Decisão de arquivar denúncia
contra Passos Coelho já está a suscitar dúvidas
JOSÉ ANTÓNIO
CEREJO e PAULO PENA 26/09/2014 - PÚBLICO
O inquérito aberto na sequência da denúncia de que Passos Coelho recebeu
dinheiro ilegalmente foi arquivado. A decisão poderá ter ignorado a hipótese de
haver crimes que ainda não prescreveram.
A
Procuradoria-Geral da República anunciou nesta quinta-feira à noite, em
comunicado, que a denúncia anónima que visava Pedro Passos Coelho e a sua
“eventual ligação à Tecnoforma”, recebida em Junho deste ano, deu origem a um
inquérito que foi de imediato arquivado pelo Departamento de Investigação e
Acção Penal (DCIAP).
A justificação do
arquivamento, diz a PGR, prende-se com o facto de os crimes eventualmente
praticados já estarem prescritos, verificando-se por isso a “inadmissibilidade
legal do procedimento.”
A denúncia em
causa referia que Passos Coelho teria recebido cerca de cinco mil euros por
mês, num total próximo de 150 mil euros, entre 1997 e 1999, pelas funções que
exerceu como presidente do Conselho de Fundadores do Conselho Português para a
Cooperação (CPPC), uma organização não governamental criada pela empresa
Tecnoforma para angariar financiamentos públicos para a sua actividade.
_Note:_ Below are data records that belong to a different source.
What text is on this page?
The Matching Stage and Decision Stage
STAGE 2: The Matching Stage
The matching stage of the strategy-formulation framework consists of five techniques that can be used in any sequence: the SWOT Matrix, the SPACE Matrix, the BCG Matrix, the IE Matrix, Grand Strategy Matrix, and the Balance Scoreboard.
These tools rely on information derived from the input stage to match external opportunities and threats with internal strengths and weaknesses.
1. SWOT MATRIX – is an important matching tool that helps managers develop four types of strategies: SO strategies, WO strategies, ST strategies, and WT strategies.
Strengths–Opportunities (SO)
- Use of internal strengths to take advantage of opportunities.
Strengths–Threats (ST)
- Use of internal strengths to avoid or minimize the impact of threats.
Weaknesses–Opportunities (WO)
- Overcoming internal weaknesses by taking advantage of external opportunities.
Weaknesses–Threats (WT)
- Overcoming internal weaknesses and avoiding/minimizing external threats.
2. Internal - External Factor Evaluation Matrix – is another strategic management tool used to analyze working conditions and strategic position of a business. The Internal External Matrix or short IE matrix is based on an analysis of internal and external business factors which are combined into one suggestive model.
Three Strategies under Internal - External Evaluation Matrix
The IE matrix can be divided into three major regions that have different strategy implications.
Parte
desses pagamentos terá sido feita através da agência do Banco Santander do
Laranjeiro.
Passos Coelho não
poderia ter recebido qualquer verba da Tecnoforma, visto que na altura
desempenhava as funções de deputado em regime de exclusividade e, a tê-las
recebido, não as incluiu nas suas declarações de IRS.
De acordo com a
nota da PGR, a denúncia foi, numa primeira fase, “junta ao inquérito que tem
por objecto a investigação da actividade da Tecnoforma” e que está em curso no
Departamento Central de Investigação e Acção Penal (DCIAP) desde o início de
2013, em colaboração com o gabinete de luta anti-fraude da União Europeia
(OLAF).
Num segundo
momento, “após análise da denúncia”, foi decidido instaurar um inquérito
autónomo relativo à mesma. “Este inquérito foi arquivado nos termos do artº
277, n.º 1 do Código de Processo Penal, por inadmissibilidade de procedimento
legal”, diz a PGR.
A procuradoria
acrescenta que, “verificando-se a extinção da hipotética responsabilidade
criminal por via da prescrição, está legalmente vedado ao Ministério Público
proceder a investigação com a finalidade de tomar conhecimento sobre a
veracidade ou não dos factos constantes da denúncia”.
O comunicado não
refere qual o tipo de crime que já teria prescrito, sendo certo que há crimes
que poderiam estar associados a este caso cuja prescrição ainda não ocorreu,
garantiram ao PÚBLICO fontes judiciais.
Segundo as mesmas
fontes, a decisão de retirar a denúncia do inquérito para o qual ela começou
por ser encaminhada pelo director do DCIAP, Amadeu Guerra, e no âmbito do qual
já tinham sido iniciadas algumas diligências que não terão sido concluídas, foi
tomada muito recentemente, já depois de o caso ter saltado para as primeiras
páginas dos jornais.
Esta terá sido
também a forma encontrada pela PGR para arrumar, sem qualquer diligência, o assunto
do pedido de Passos Coelho para que seja esclarecida a sua ligação à
Tecnoforma.
Independentemente
da decisão de arquivamento deste inquérito e dos contornos que a rodeiam, as
relações do primeiro-ministro com o CPPC estão longe de estar esclarecidas,
sobretudo porque o próprio ainda não pronunciou as palavras-chave: Sim ou não,
para confirmar ou desmentir que recebeu quaisquer remunerações que não tenha
declarado ao fisco e à Assembleia da República.
Em todo o caso, o
então deputado sabia, desde o início do mandato, que não podia ter outra “fonte
de rendimento” e assegurou ao Parlamento, em 2000, que exercera as suas funções
“em exclusividade”.
A consulta dos
documentos que Albino Azevedo Soares, secretário-geral do Parlamento,
disponibilizou nesta quinta-feira aos grupos parlamentares, a pedido do PCP, e
entregou ao PÚBLICO em cumprimento da Lei de Acesso aos Documentos
Administrativos, revela um facto importante: Passos Coelho estava ciente, desde
o início do mandato, em 1996, que não podia – sob pena de tal ser incompatível
“com o regime de dedicação exclusiva” – ter qualquer “actividade/fonte de
rendimento/principal ocupação” que não a de deputado.
É isso que se
pode ler no parecer da Comissão de Ética da Assembleia da República, assinado
pelo seu presidente à época, o socialista Videira Lopes, que analisou o caso
das colaborações de quatro deputados, entre os quais Passos Coelho, com a RDP.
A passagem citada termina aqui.